Comment l’évolution de votre politique télétravail s’est-elle traduite dans votre charte télétravail depuis la crise sanitaire ?

Tout d’abord, le volume jours devrait doubler en 2022. Au départ, la demande émanait des collaborateurs mais nous nous sommes aperçus que les missions de certains postes étaient particulièrement adaptées au télétravail. La saison fiscale par exemple est chez nous une période intense d’activité exigeant beaucoup de concentration. Quant aux éléments chiffrés, ils ont montré que les collaborateurs étaient bien plus productifs sur ce type de missions quand ils étaient en télétravail. Enfin, notre charte s’est améliorée sur le plan du cadrage : modalités de demande, de décompte, de déclarations et mise à disposition de fiches-conseil. Sans elle, le télétravail serait difficile à gérer tant les attentes individuelles sont multiples et disparates.

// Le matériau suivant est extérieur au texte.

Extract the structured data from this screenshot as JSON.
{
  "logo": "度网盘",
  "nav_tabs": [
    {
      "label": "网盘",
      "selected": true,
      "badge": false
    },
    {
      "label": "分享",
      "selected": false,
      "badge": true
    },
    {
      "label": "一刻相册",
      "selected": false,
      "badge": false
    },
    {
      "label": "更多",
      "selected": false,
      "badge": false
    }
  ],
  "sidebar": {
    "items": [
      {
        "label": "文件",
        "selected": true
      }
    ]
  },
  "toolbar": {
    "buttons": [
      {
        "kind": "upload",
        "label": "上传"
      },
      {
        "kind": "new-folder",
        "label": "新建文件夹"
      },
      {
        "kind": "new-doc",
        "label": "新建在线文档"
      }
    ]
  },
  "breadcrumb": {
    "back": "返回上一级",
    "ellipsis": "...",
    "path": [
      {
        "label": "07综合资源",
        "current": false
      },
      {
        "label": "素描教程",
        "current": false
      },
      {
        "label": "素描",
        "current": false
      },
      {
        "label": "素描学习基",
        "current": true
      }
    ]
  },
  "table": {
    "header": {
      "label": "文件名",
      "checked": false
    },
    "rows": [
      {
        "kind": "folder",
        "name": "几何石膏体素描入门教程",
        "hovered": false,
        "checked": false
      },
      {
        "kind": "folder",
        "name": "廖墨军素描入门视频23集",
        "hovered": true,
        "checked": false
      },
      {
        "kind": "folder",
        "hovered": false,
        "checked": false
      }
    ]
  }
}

En termes de déploiement, quels dispositifs utilisez-vous pour faire vivre votre charte ?

Dès que nous apportons des modifications à la charte, nous suivons toujours des étapes bien définies : nous informons les associés, puis l’information passe en CSE pour examen et enfin nous l’exposons aux collaborateurs. La procédure suit la vie de l’entreprise. Ainsi, pour la première version de la charte, les demandes étaient faites par mail ce qui n’était pas efficace. La procédure a donc été allégée pour privilégier les demandes en direct. Nous tenons à ce qu’il n’y ait pas d’écart entre les aspects réglementaires et pratiques car ces derniers sont pour nous prioritaires. Enfin, nous privilégions le site intranet pour rendre accessible notre charte qui est consultable à tout moment.

Comment percevez-vous les enjeux du télétravail pour l’entreprise, les managers et les collaborateurs ?

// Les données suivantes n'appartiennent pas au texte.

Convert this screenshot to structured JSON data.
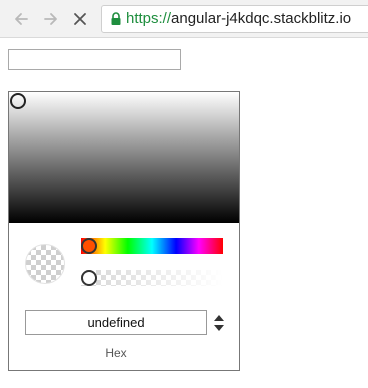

Pour l’entreprise, le télétravail est clairement un atout qui bénéficie à la marque employeur car il améliore son attractivité auprès des candidats qui le perçoivent comme un plus (surtout qu’ils restent libres de prendre ou pas ces jours-là). Chez les managers, il est généralement bien perçu à l’exception d’une minorité un peu plus réticente. En tout état de cause, dès lors qu’il faut 10 mois pour trouver un candidat lors d’un recrutement, il est urgent de se poser les bonnes questions !

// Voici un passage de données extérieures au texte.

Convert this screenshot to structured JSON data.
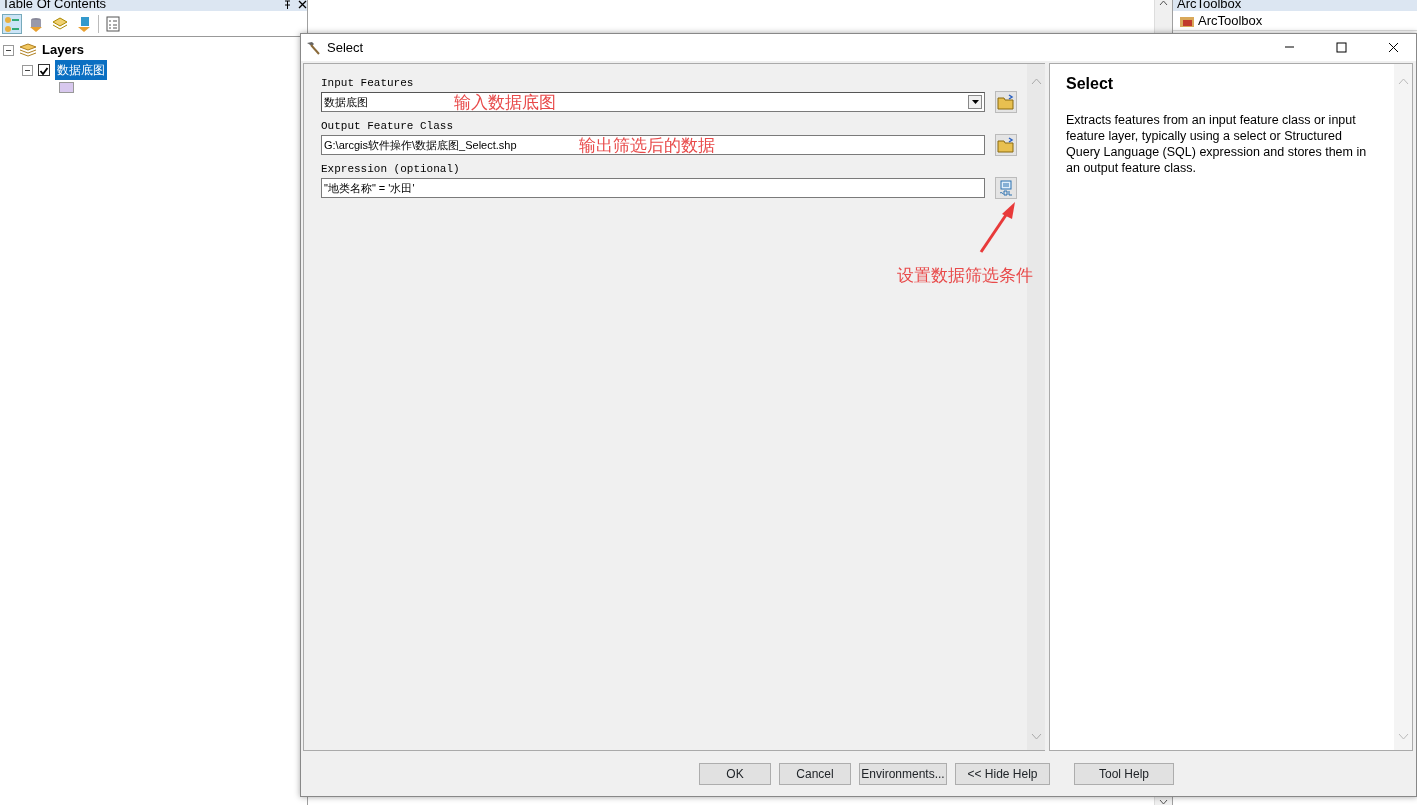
{
  "toc": {
    "title": "Table Of Contents",
    "layers": {
      "label": "Layers",
      "expanded": true,
      "children": [
        {
          "label": "数据底图",
          "checked": true,
          "selected": true,
          "expanded": true
        }
      ]
    }
  },
  "toolbox": {
    "title": "ArcToolbox",
    "items": [
      {
        "label": "ArcToolbox"
      }
    ]
  },
  "dialog": {
    "title": "Select",
    "params": [
      {
        "label": "Input Features",
        "value": "数据底图",
        "kind": "dropdown",
        "button": {
          "kind": "browse"
        },
        "note": "输入数据底图"
      },
      {
        "label": "Output Feature Class",
        "value": "G:\\arcgis软件操作\\数据底图_Select.shp",
        "kind": "text",
        "button": {
          "kind": "browse"
        },
        "note": "输出筛选后的数据"
      },
      {
        "label": "Expression (optional)",
        "value": "\"地类名称\" = '水田'",
        "kind": "text",
        "button": {
          "kind": "sql"
        },
        "note": "设置数据筛选条件"
      }
    ],
    "help": {
      "title": "Select",
      "text": "Extracts features from an input feature class or input feature layer, typically using a select or Structured Query Language (SQL) expression and stores them in an output feature class."
    },
    "buttons": [
      "OK",
      "Cancel",
      "Environments...",
      "<< Hide Help",
      "Tool Help"
    ]
  }
}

L’État n’intervient plus que de loin sur le télétravail, qu’en pensez-vous ?

Je ne suis pas du tout pour que l’État intervienne dans la gestion des entreprises, par exemple pour définir un nombre de jours de télétravail. Déjà que les entreprises croulent sous la lourdeur administrative, les quotas, les jauges, les accords, etc. C’est aux entreprises de négocier dans le cadre du dialogue social (très fluide chez MG) en fonction de son secteur et de sa philosophie… Et puis, cocher des cases n’apporte pas l’assurance du bien-être au travail. Les délégués du personnel ont été consultés pour élaborer la charte et la faire vivre, ils y ont apporté leurs remarques qui ont été intégrées. Ce qui fait la richesse et la vie de l’entreprise ce sont ses femmes et ses hommes.

Vous avez fait partie des contributeurs au référentiel de labellisation WIWO Work In Work Out, en tant que DRH, quelles ont été vos motivations ?

J’ai souhaité partager un éclairage terrain sur les problématiques concrètes de la fonction RH, en soulignant notamment les défis pour concilier les attentes de chacun (collaborateurs, managers et direction) en matière de télétravail afin de rendre le contenu du référentiel télétravail WIWO pour Incitu encore plus efficient. Cette expérience a été très constructive pour moi puisqu’elle m’a permis d’approfondir mes connaissances sur les bonnes pratiques en matière de télétravail et de nourrir la charte de MG.

Vous faites également partie des membres de la commission labellisation WIWO Work in Work out ?

Tout à fait, la commission labellisation réunit des professionnels d’horizons différents : juristes/avocats, professionnels des systèmes d’informations, auditeurs, DRH comme moi. C’est justement cette diversité de profils qui permet de se compléter et d’émettre un avis plus juste.